The US Justice Department is launching a formal antitrust review of the nation's biggest tech companies, raising the stakes for Silicon Valley after weeks of anticipation in Washington.
The review appears wide-ranging and could cover conduct from numerous firms. Policymakers in Washington have increasingly focused on complaints of anti-competitive behavior concerning Amazon, Apple, Facebook, and Google; while those companies were not named by the Justice Department on Tuesday, the agency indicated it will look into areas where those companies are dominant players.
“The Department’s review will consider the widespread concerns that consumers, businesses, and entrepreneurs have expressed about search, social media, and some retail services online,” the DOJ said in a press release on Tuesday afternoon.
“The Department’s Antitrust Division is conferring with and seeking information from the public, including industry participants who have direct insight into competition in online platforms, as well as others.”
The DOJ and the Federal Trade Commission had previously negotiated to divide up oversight jurisdiction over the tech industry, with Justice assuming responsibility for Google. But the new, broader probe is separate from a potential Google-specific investigation, according to the Wall Street Journal, which was the first to report the review.
Amazon and Apple didn’t immediately respond to requests for comment. Facebook declined to comment, and Google also declined to comment but referred CNN to testimony company executives delivered before Congress last week.
“Depending on the facts that are developed during this inquiry, the DOJ could eventually open a more focused investigation that seeks to address the business practices of specific companies,” said Juan A. Arteaga, who served as a deputy assistant attorney general in the DOJ’s antitrust division under the Obama Administration.
In conducting its initial inquiry, the DOJ will likely review documents provided by the companies whose practices are being reviewed and speak with their employees, as well as obtain information from market participants such as the companies’ customers and competitors, according to Arteaga.
The DOJ announcement follows a week of congressional hearings that were bruising for the tech industry. Lawmakers slammed Facebook over its attempts to enter the financial services industry with a new digital currency, Libra. Amazon faced tough questions over its relationship to third-party sellers on its own platform, and Google over fake listings on Google Maps.
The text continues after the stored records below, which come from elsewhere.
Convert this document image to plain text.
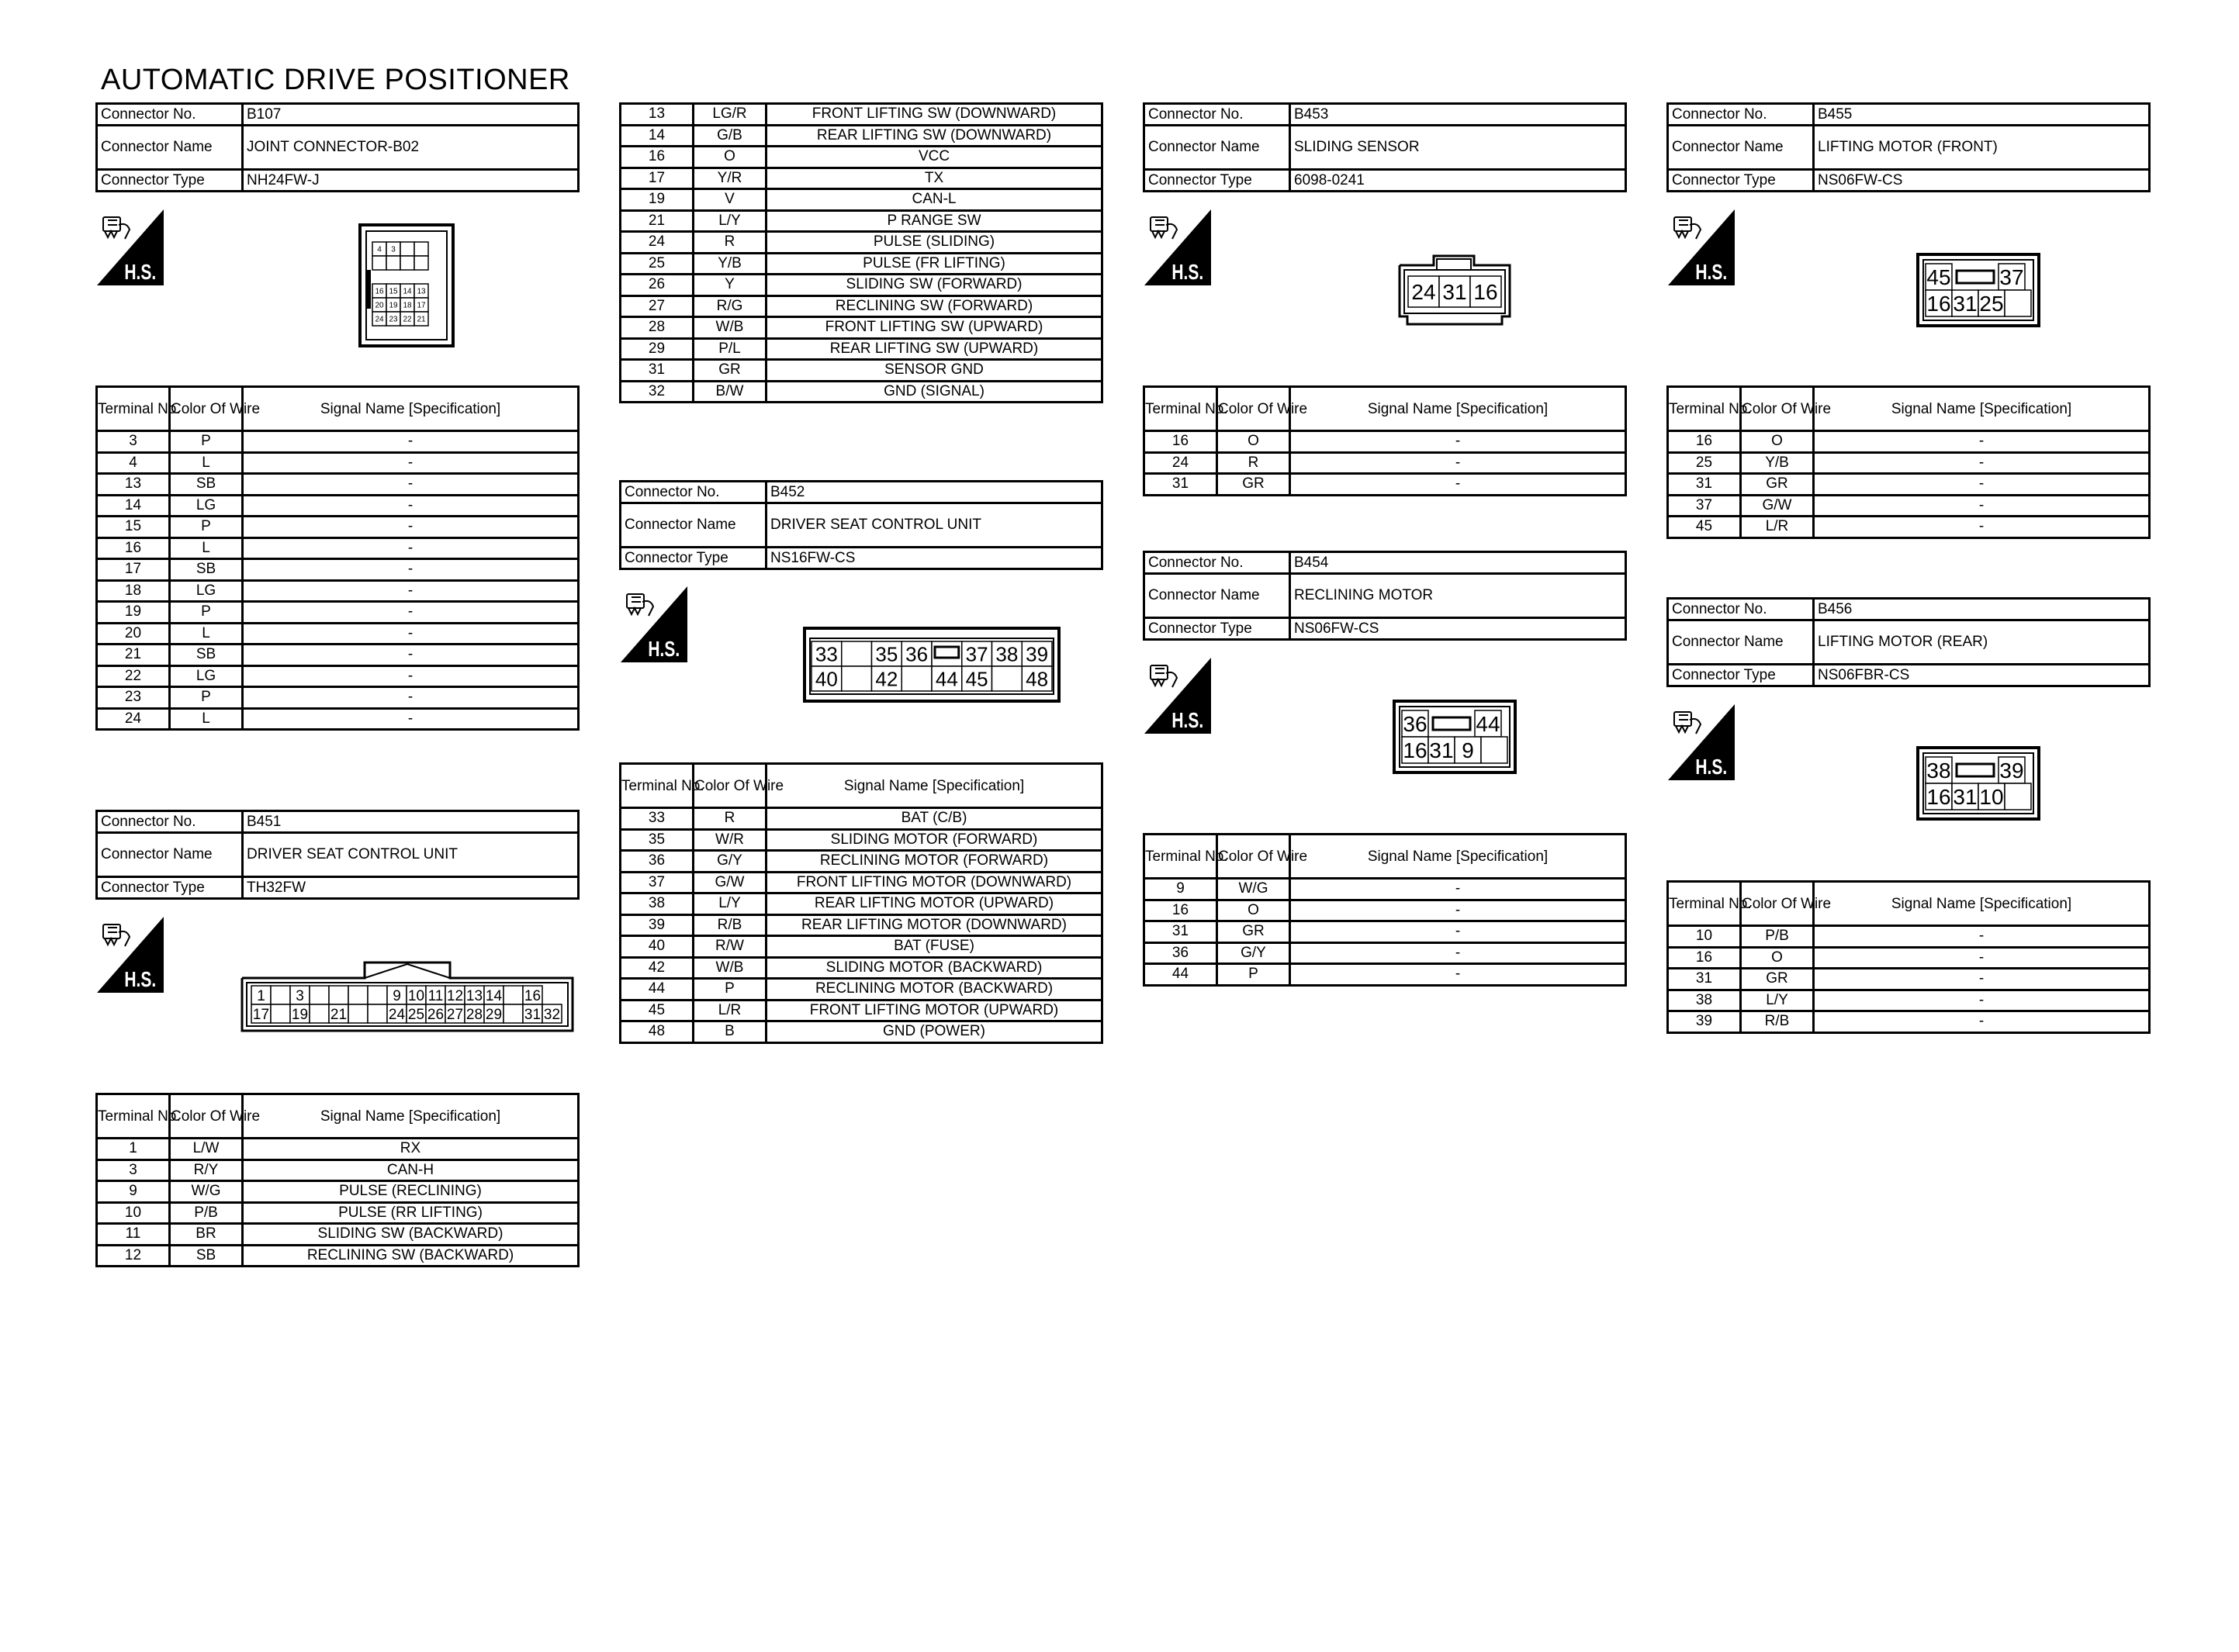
AUTOMATIC DRIVE POSITIONER
Connector No.	B107
Connector Name	JOINT CONNECTOR-B02
Connector Type	NH24FW-J
H.S.
4 3
16 15 14 13
20 19 18 17
24 23 22 21
Terminal No.	Color Of Wire	Signal Name [Specification]
3	P	-
4	L	-
13	SB	-
14	LG	-
15	P	-
16	L	-
17	SB	-
18	LG	-
19	P	-
20	L	-
21	SB	-
22	LG	-
23	P	-
24	L	-
Connector No.	B451
Connector Name	DRIVER SEAT CONTROL UNIT
Connector Type	TH32FW
H.S.
1 3	9 10 11 12 13 14 16
17 19 21	24 25 26 27 28 29 31 32
Terminal No.	Color Of Wire	Signal Name [Specification]
1	L/W	RX
3	R/Y	CAN-H
9	W/G	PULSE (RECLINING)
10	P/B	PULSE (RR LIFTING)
11	BR	SLIDING SW (BACKWARD)
12	SB	RECLINING SW (BACKWARD)
13	LG/R	FRONT LIFTING SW (DOWNWARD)
14	G/B	REAR LIFTING SW (DOWNWARD)
16	O	VCC
17	Y/R	TX
19	V	CAN-L
21	L/Y	P RANGE SW
24	R	PULSE (SLIDING)
25	Y/B	PULSE (FR LIFTING)
26	Y	SLIDING SW (FORWARD)
27	R/G	RECLINING SW (FORWARD)
28	W/B	FRONT LIFTING SW (UPWARD)
29	P/L	REAR LIFTING SW (UPWARD)
31	GR	SENSOR GND
32	B/W	GND (SIGNAL)
Connector No.	B452
Connector Name	DRIVER SEAT CONTROL UNIT
Connector Type	NS16FW-CS
H.S.	33 35 36 37 38 39
40 42 44 45 48
Terminal No.	Color Of Wire	Signal Name [Specification]
33	R	BAT (C/B)
35	W/R	SLIDING MOTOR (FORWARD)
36	G/Y	RECLINING MOTOR (FORWARD)
37	G/W	FRONT LIFTING MOTOR (DOWNWARD)
38	L/Y	REAR LIFTING MOTOR (UPWARD)
39	R/B	REAR LIFTING MOTOR (DOWNWARD)
40	R/W	BAT (FUSE)
42	W/B	SLIDING MOTOR (BACKWARD)
44	P	RECLINING MOTOR (BACKWARD)
45	L/R	FRONT LIFTING MOTOR (UPWARD)
48	B	GND (POWER)
Connector No.	B453
Connector Name	SLIDING SENSOR
Connector Type	6098-0241
H.S.
24 31 16
Terminal No.	Color Of Wire	Signal Name [Specification]
16	O	-
24	R	-
31	GR	-
Connector No.	B454
Connector Name	RECLINING MOTOR
Connector Type	NS06FW-CS
H.S.	36 44
16 31 9
Terminal No.	Color Of Wire	Signal Name [Specification]
9	W/G	-
16	O	-
31	GR	-
36	G/Y	-
44	P	-
Connector No.	B455
Connector Name	LIFTING MOTOR (FRONT)
Connector Type	NS06FW-CS
H.S.	45 37
16 31 25
Terminal No.	Color Of Wire	Signal Name [Specification]
16	O	-
25	Y/B	-
31	GR	-
37	G/W	-
45	L/R	-
Connector No.	B456
Connector Name	LIFTING MOTOR (REAR)
Connector Type	NS06FBR-CS
H.S.	38 39
16 31 10
Terminal No.	Color Of Wire	Signal Name [Specification]
10	P/B	-
16	O	-
31	GR	-
38	L/Y	-
39	R/B	-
The DOJ announcement also comes as Facebook braces for a multi-billion-dollar fine from the Federal Trade Commission that was spurred by an investigation into numerous privacy mishaps by the social media giant during and after the 2016 election.
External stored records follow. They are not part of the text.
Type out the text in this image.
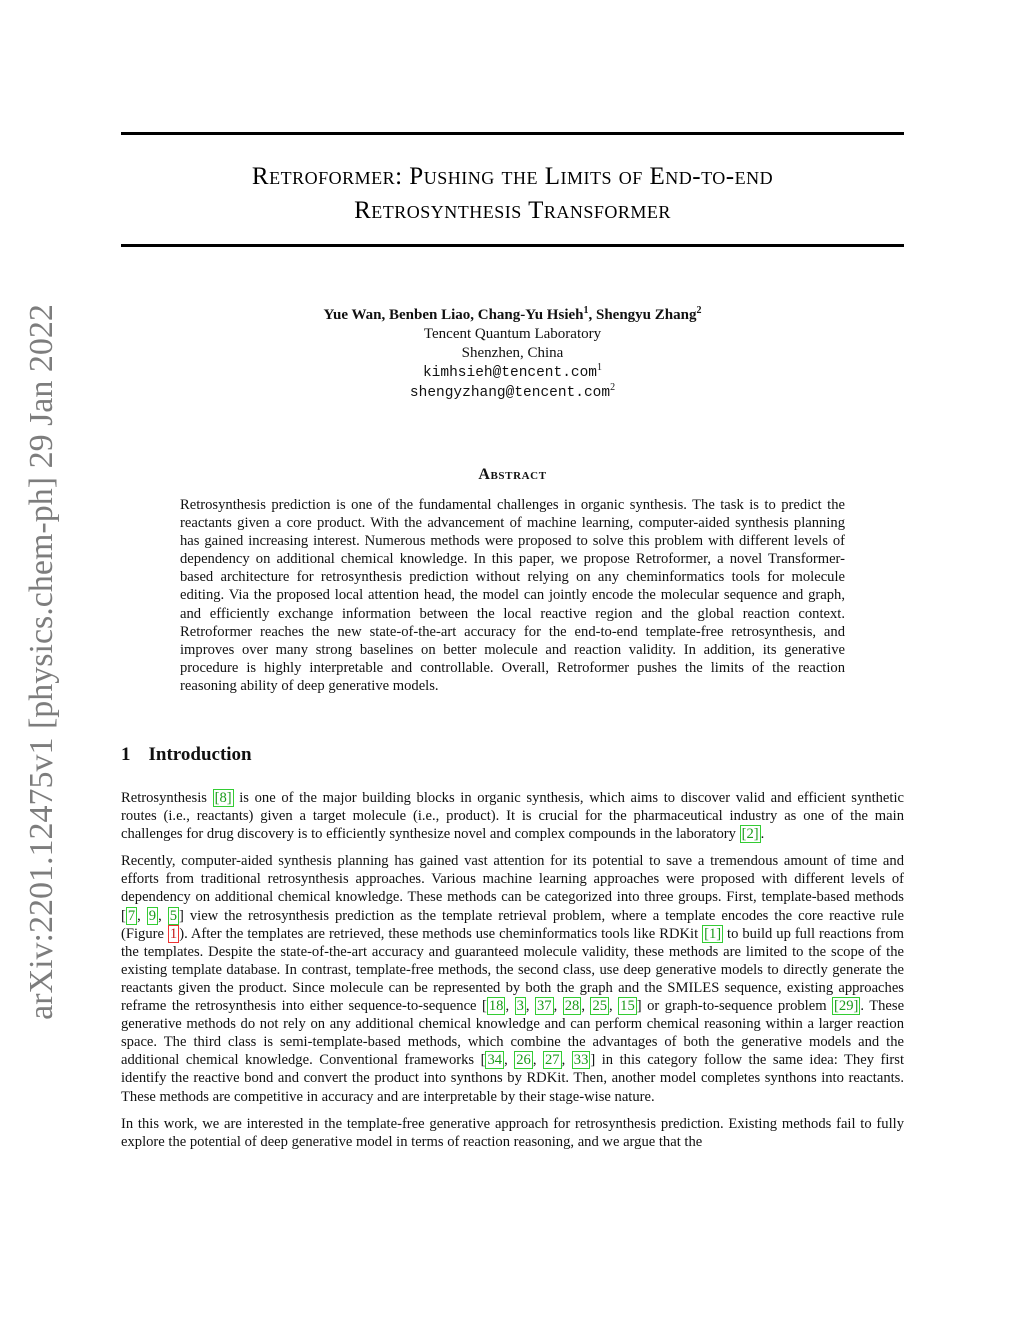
arXiv:2201.12475v1 [physics.chem-ph] 29 Jan 2022
Retroformer: Pushing the Limits of End-to-end
Retrosynthesis Transformer
Yue Wan, Benben Liao, Chang-Yu Hsieh$^1$, Shengyu Zhang$^2$
Tencent Quantum Laboratory
Shenzhen, China
kimhsieh@tencent.com$^1$
shengyzhang@tencent.com$^2$
Abstract
Retrosynthesis prediction is one of the fundamental challenges in organic synthesis. The task is to predict the reactants given a core product. With the advancement of machine learning, computer-aided synthesis planning has gained increasing interest. Numerous methods were proposed to solve this problem with different levels of dependency on additional chemical knowledge. In this paper, we propose Retroformer, a novel Transformer-based architecture for retrosynthesis prediction without relying on any cheminformatics tools for molecule editing. Via the proposed local attention head, the model can jointly encode the molecular sequence and graph, and efficiently exchange information between the local reactive region and the global reaction context. Retroformer reaches the new state-of-the-art accuracy for the end-to-end template-free retrosynthesis, and improves over many strong baselines on better molecule and reaction validity. In addition, its generative procedure is highly interpretable and controllable. Overall, Retroformer pushes the limits of the reaction reasoning ability of deep generative models.
1 Introduction

Retrosynthesis [8] is one of the major building blocks in organic synthesis, which aims to discover valid and efficient synthetic routes (i.e., reactants) given a target molecule (i.e., product). It is crucial for the pharmaceutical industry as one of the main challenges for drug discovery is to efficiently synthesize novel and complex compounds in the laboratory [2] .

Recently, computer-aided synthesis planning has gained vast attention for its potential to save a tremendous amount of time and efforts from traditional retrosynthesis approaches. Various machine learning approaches were proposed with different levels of dependency on additional chemical knowledge. These methods can be categorized into three groups. First, template-based methods [ 7 , 9 , 5 ] view the retrosynthesis prediction as the template retrieval problem, where a template encodes the core reactive rule (Figure 1 ). After the templates are retrieved, these methods use cheminformatics tools like RDKit [1] to build up full reactions from the templates. Despite the state-of-the-art accuracy and guaranteed molecule validity, these methods are limited to the scope of the existing template database. In contrast, template-free methods, the second class, use deep generative models to directly generate the reactants given the product. Since molecule can be represented by both the graph and the SMILES sequence, existing approaches reframe the retrosynthesis into either sequence-to-sequence [ 18 , 3 , 37 , 28 , 25 , 15 ] or graph-to-sequence problem [29] . These generative methods do not rely on any additional chemical knowledge and can perform chemical reasoning within a larger reaction space. The third class is semi-template-based methods, which combine the advantages of both the generative models and the additional chemical knowledge. Conventional frameworks [ 34 , 26 , 27 , 33 ] in this category follow the same idea: They first identify the reactive bond and convert the product into synthons by RDKit. Then, another model completes synthons into reactants. These methods are competitive in accuracy and are interpretable by their stage-wise nature.

In this work, we are interested in the template-free generative approach for retrosynthesis prediction. Existing methods fail to fully explore the potential of deep generative model in terms of reaction reasoning, and we argue that the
The announcement also signals that a deeper look at the tech industry has the backing of Attorney General William Barr, who has voiced concerns about Silicon Valley.
Despite the widening challenges facing tech companies in Washington, analysts said the long-term risk for the big players remains unclear.
“We ultimately believe this is more noise vs. the start of broader structural changes across the tech food chain and will likely result in business model tweaks and potential DOJ/ FTC fines in a worst case scenario rather than forced breakups of the underlying businesses,” according to a research note sent to investors Tuesday by the market research firm Wedbush Securities.